Il caso del Lazio con l’autostrada a pedaggio A12-Roma-Latina e bretella Cisterna-Valmontone, è emblematico di una classe politica totalmente asservita agli interessi della lobby che delle grandi opere inutili si nutre da molti anni e che ha già prodotto uno sperpero vergognoso di denaro pubblico, nonostante non si sia costruito un centimetro di autostrada.
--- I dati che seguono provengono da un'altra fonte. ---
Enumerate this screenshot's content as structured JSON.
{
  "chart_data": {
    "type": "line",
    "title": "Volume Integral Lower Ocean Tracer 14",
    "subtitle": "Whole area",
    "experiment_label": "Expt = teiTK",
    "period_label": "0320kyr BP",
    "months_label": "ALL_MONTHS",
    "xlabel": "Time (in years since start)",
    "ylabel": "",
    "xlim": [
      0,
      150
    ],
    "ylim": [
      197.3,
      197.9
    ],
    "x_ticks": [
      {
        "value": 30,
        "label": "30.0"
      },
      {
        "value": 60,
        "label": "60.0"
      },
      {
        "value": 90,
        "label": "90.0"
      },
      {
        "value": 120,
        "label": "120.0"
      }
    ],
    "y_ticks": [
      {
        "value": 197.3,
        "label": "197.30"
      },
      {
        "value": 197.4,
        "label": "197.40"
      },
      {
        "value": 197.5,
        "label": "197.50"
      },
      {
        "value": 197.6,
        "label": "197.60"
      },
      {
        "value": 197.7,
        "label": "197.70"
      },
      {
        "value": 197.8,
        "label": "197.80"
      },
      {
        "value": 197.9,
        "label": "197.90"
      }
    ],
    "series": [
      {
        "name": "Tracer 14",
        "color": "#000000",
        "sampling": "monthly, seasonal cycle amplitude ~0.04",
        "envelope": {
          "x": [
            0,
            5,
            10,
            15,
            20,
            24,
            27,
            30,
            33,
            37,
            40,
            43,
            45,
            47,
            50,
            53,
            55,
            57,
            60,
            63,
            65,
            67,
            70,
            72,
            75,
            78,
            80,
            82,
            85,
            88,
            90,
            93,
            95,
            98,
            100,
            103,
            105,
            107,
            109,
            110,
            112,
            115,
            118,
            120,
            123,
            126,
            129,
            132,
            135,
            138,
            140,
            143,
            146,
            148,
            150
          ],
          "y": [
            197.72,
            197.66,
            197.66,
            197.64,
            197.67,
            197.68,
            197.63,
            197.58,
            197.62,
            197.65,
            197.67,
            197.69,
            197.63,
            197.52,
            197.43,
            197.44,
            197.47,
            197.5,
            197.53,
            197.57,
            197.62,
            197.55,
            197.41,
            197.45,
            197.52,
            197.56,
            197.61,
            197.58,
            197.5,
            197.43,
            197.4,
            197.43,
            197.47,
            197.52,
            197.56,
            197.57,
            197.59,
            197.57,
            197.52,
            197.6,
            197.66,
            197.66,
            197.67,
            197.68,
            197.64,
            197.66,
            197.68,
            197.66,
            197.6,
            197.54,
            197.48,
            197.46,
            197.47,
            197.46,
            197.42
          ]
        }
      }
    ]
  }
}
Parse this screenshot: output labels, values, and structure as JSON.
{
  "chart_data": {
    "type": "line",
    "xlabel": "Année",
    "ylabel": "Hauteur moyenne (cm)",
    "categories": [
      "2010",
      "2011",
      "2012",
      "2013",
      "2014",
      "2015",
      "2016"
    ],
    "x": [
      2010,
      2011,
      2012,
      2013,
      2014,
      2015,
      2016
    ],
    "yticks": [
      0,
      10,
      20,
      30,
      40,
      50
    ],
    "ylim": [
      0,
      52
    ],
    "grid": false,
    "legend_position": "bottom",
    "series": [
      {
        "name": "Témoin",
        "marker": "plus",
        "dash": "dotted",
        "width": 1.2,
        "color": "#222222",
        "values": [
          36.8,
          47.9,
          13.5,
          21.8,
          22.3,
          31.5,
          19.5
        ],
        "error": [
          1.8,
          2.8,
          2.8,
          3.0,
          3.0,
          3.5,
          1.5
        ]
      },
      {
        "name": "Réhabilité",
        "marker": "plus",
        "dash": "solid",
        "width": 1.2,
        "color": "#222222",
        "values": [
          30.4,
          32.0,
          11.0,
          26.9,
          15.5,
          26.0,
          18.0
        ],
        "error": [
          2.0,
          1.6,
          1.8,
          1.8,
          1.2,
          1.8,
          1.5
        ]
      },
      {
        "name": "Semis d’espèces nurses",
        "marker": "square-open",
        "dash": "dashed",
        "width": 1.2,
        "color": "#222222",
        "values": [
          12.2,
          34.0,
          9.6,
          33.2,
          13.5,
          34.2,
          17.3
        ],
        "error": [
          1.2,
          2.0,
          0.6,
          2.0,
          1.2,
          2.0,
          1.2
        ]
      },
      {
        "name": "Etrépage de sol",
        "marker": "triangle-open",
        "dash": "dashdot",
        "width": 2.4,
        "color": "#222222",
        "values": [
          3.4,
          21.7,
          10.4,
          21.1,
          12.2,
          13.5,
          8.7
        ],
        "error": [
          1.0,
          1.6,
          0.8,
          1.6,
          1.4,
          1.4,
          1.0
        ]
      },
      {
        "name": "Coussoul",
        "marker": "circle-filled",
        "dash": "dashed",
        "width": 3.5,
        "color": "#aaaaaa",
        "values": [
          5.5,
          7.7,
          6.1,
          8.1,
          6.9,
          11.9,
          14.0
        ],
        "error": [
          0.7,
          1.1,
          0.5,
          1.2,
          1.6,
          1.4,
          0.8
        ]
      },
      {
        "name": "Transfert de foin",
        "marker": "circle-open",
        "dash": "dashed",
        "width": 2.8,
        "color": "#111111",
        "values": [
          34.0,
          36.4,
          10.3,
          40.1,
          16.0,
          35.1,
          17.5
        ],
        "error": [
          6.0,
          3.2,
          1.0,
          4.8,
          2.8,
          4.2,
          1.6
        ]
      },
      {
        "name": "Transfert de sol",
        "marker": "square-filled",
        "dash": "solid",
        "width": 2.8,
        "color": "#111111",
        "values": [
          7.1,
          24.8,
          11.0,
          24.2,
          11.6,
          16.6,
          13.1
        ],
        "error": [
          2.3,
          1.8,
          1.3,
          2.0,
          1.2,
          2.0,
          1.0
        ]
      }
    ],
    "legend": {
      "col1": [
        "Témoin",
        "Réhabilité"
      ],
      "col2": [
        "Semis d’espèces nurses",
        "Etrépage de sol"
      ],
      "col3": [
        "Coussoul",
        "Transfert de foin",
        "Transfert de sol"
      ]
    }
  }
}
Tutta l’Italia è disseminata di progetti mostruosi, con i costi per le collettività e i benefici solo per i privati. Nei due decenni che abbiamo seguito e contrastato il fenomeno, abbiamo verificato che anche gli “errori” nella progettazione sono scientemente voluti; tali difetti portano a innumerevoli varianti in corso d’opera. Queste non sono soggette a gare per l’esecuzione e comportano sempre notevoli aumenti dei costi, che comportano maggiori oneri a carico dell’Ente Pubblico che paga. Le varianti devono essere autorizzate e concordate con il Direttore dei Lavori, una figura che dovrebbe tutelare gli interessi di chi fa eseguire i lavori, ma con la legge obiettivo il direttore dei lavori è alle dirette dipendenze del costruttore. Questa inaccettabile anomalia ha consentito che i costi, come per il MOSE e la TAV Torino – Napoli, abbiano avuto costi di 9-10 volte superiori a quelli iniziali. Nel nuovo Codice degli Appalti si è subordinato il pagamento degli extra costi alla autorizzazione dell’ANAC (Autorità Nazionale Anti Corruzione); questa norma con le verifiche e i controlli dell’ANAC ha rallentato i pagamenti ai costruttori, provocando la reazione diretta e contraria di questi ultimi. Non è un caso che contro il vigente Codice degli Appalti è scesa in campo più volte la Confindustria con il codazzo di politicanti compiacenti al seguito. La cosa che ci deve vedere fermamente contrariati è che, in un momento così grave in cui tutto viene rallentato per combattere la pandemia del Covid 19, si continui ad urlare che è necessario ripartire con lo scenario scandaloso che ha caratterizzato gli ultimi 20 anni invocando nuovamente la famigerata “legge Obiettivo”, quella che Raffaele Cantone, già Presidente dell’ANAC, definì criminogena.

Da sempre i sostenitori dell’autostrada, non avendo argomenti seri, hanno usato la propaganda del lavoro, arrivando perfino a ipotizzare 50.000 nuovi occupati. Non vogliamo che da una campagna farlocca, lor signori passino ad una pericolosa campagna di criminalizzazione dei Comitati Eco-Resistenti, con la scusa tutta strumentale e propagandistica che, bloccando l’opera, bloccheremmo in realtà addirittura il rilancio dell’occupazione. Per uscire da questa situazione in maniera positiva serve che si metta in moto un meccanismo democratico di redistribuzione della ricchezza, che si vada verso una progettazione sociale e infrastrutturale al servizio delle persone, che si organizzi la produzione di beni finalizzati alla riconversione ecologica, di energie alternative non dipendenti dal fossile. L’occasione da non perdere è quella di un grande cantiere diffuso di opere di manutenzione e di messa in sicurezza: dai ponti alle strade, dalle scuole ai territori. Diversamente, se ripartiranno le grandi opere inutili, sarà il segno di una totale cecità e incapacità di leggere la fase e che questa classe politica continuerà ad essere spudoratamente al servizio della lobby del cemento e dell’asfalto che ha impoverito e devastato l’Italia.